Four channels of video are aleatorically selected and combined, utilizing and inspired by opensource maps and data-visualizations and videos of bird flight-patterns, wind speeds, changes in migration and habitat due to climate change, as well as Naphtali’s photos, and videos of birds in flight. An Open GL “flyover” animation creates a generative/aleatoric flight from a “bird’s-eye-view”, the sky in various colors of day and night, most strikingly a deep orange sky, which Naphtali recently experienced in New York- a result of Canadian wildfires.
Sounds were sourced from public domain recordings of birdsongs and bird calls from the region of Nantes/Pays de la Loire, as well as Naphtali’s own sound collection of field recordings.

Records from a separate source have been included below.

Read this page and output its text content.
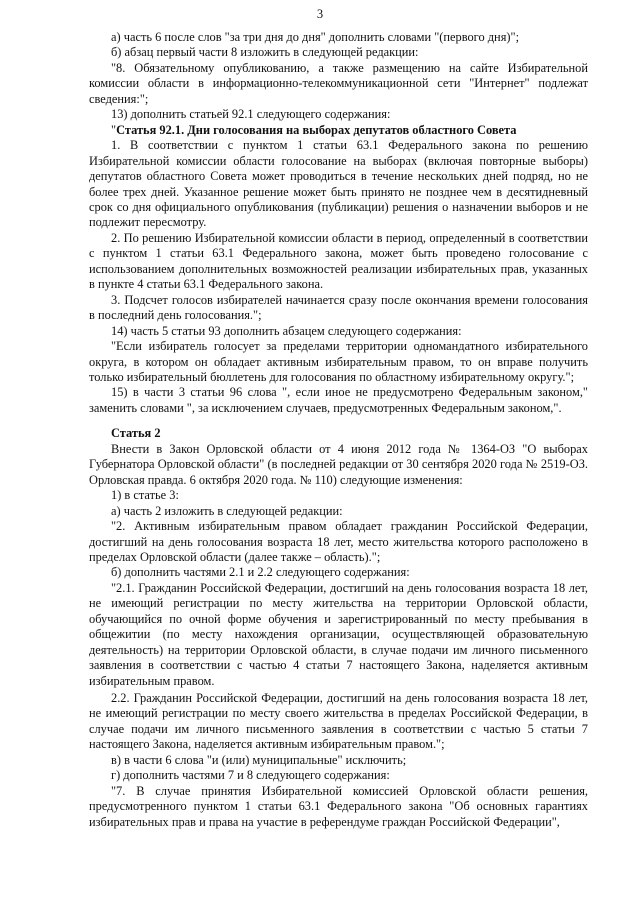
3

а) часть 6 после слов "за три дня до дня" дополнить словами "(первого дня)";

б) абзац первый части 8 изложить в следующей редакции:

"8. Обязательному опубликованию, а также размещению на сайте Избирательной комиссии области в информационно-телекоммуникационной сети "Интернет" подлежат сведения:";

13) дополнить статьей 92.1 следующего содержания:

"Статья 92.1. Дни голосования на выборах депутатов областного Совета

1. В соответствии с пунктом 1 статьи 63.1 Федерального закона по решению Избирательной комиссии области голосование на выборах (включая повторные выборы) депутатов областного Совета может проводиться в течение нескольких дней подряд, но не более трех дней. Указанное решение может быть принято не позднее чем в десятидневный срок со дня официального опубликования (публикации) решения о назначении выборов и не подлежит пересмотру.

2. По решению Избирательной комиссии области в период, определенный в соответствии с пунктом 1 статьи 63.1 Федерального закона, может быть проведено голосование с использованием дополнительных возможностей реализации избирательных прав, указанных в пункте 4 статьи 63.1 Федерального закона.

3. Подсчет голосов избирателей начинается сразу после окончания времени голосования в последний день голосования.";

14) часть 5 статьи 93 дополнить абзацем следующего содержания:

"Если избиратель голосует за пределами территории одномандатного избирательного округа, в котором он обладает активным избирательным правом, то он вправе получить только избирательный бюллетень для голосования по областному избирательному округу.";

15) в части 3 статьи 96 слова ", если иное не предусмотрено Федеральным законом," заменить словами ", за исключением случаев, предусмотренных Федеральным законом,".

Статья 2

Внести в Закон Орловской области от 4 июня 2012 года № 1364-ОЗ "О выборах Губернатора Орловской области" (в последней редакции от 30 сентября 2020 года № 2519-ОЗ. Орловская правда. 6 октября 2020 года. № 110) следующие изменения:

1) в статье 3:

а) часть 2 изложить в следующей редакции:

"2. Активным избирательным правом обладает гражданин Российской Федерации, достигший на день голосования возраста 18 лет, место жительства которого расположено в пределах Орловской области (далее также – область).";

б) дополнить частями 2.1 и 2.2 следующего содержания:

"2.1. Гражданин Российской Федерации, достигший на день голосования возраста 18 лет, не имеющий регистрации по месту жительства на территории Орловской области, обучающийся по очной форме обучения и зарегистрированный по месту пребывания в общежитии (по месту нахождения организации, осуществляющей образовательную деятельность) на территории Орловской области, в случае подачи им личного письменного заявления в соответствии с частью 4 статьи 7 настоящего Закона, наделяется активным избирательным правом.

2.2. Гражданин Российской Федерации, достигший на день голосования возраста 18 лет, не имеющий регистрации по месту своего жительства в пределах Российской Федерации, в случае подачи им личного письменного заявления в соответствии с частью 5 статьи 7 настоящего Закона, наделяется активным избирательным правом.";

в) в части 6 слова "и (или) муниципальные" исключить;

г) дополнить частями 7 и 8 следующего содержания:

"7. В случае принятия Избирательной комиссией Орловской области решения, предусмотренного пунктом 1 статьи 63.1 Федерального закона "Об основных гарантиях избирательных прав и права на участие в референдуме граждан Российской Федерации",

Naphtali was especially interested in researching how songbirds are endangered by climate change. She used resources of local bird sanctuaries, visited a small, wooded area near Nantes belonging to her APO-33 hosts, and spent time walking/listening/recording and gathering sounds in local parks and the immediate vicinity of the installation (Machines de Îsle). Even the sound of the gallery at Platforme Intermédia itself was a source- a rather interesting elevator sound was incorporated, becoming a beautiful bird sound that sometimes serendipitously played together with the actual elevator in some serendipitous moments!)
The audio and video Max programs run on separate computers that are linked in the conception and design of generative and algorithmic methods, partnered so that viewer-listeners to experience bird sounds and images in both tactile and abstract ways. Both computer programs are self-regulating creating deliberate periods of silence or without images, a natural breathing between busy/intense sections and more sedate moments in the work. The work is aleatoric and so will never be the same twice.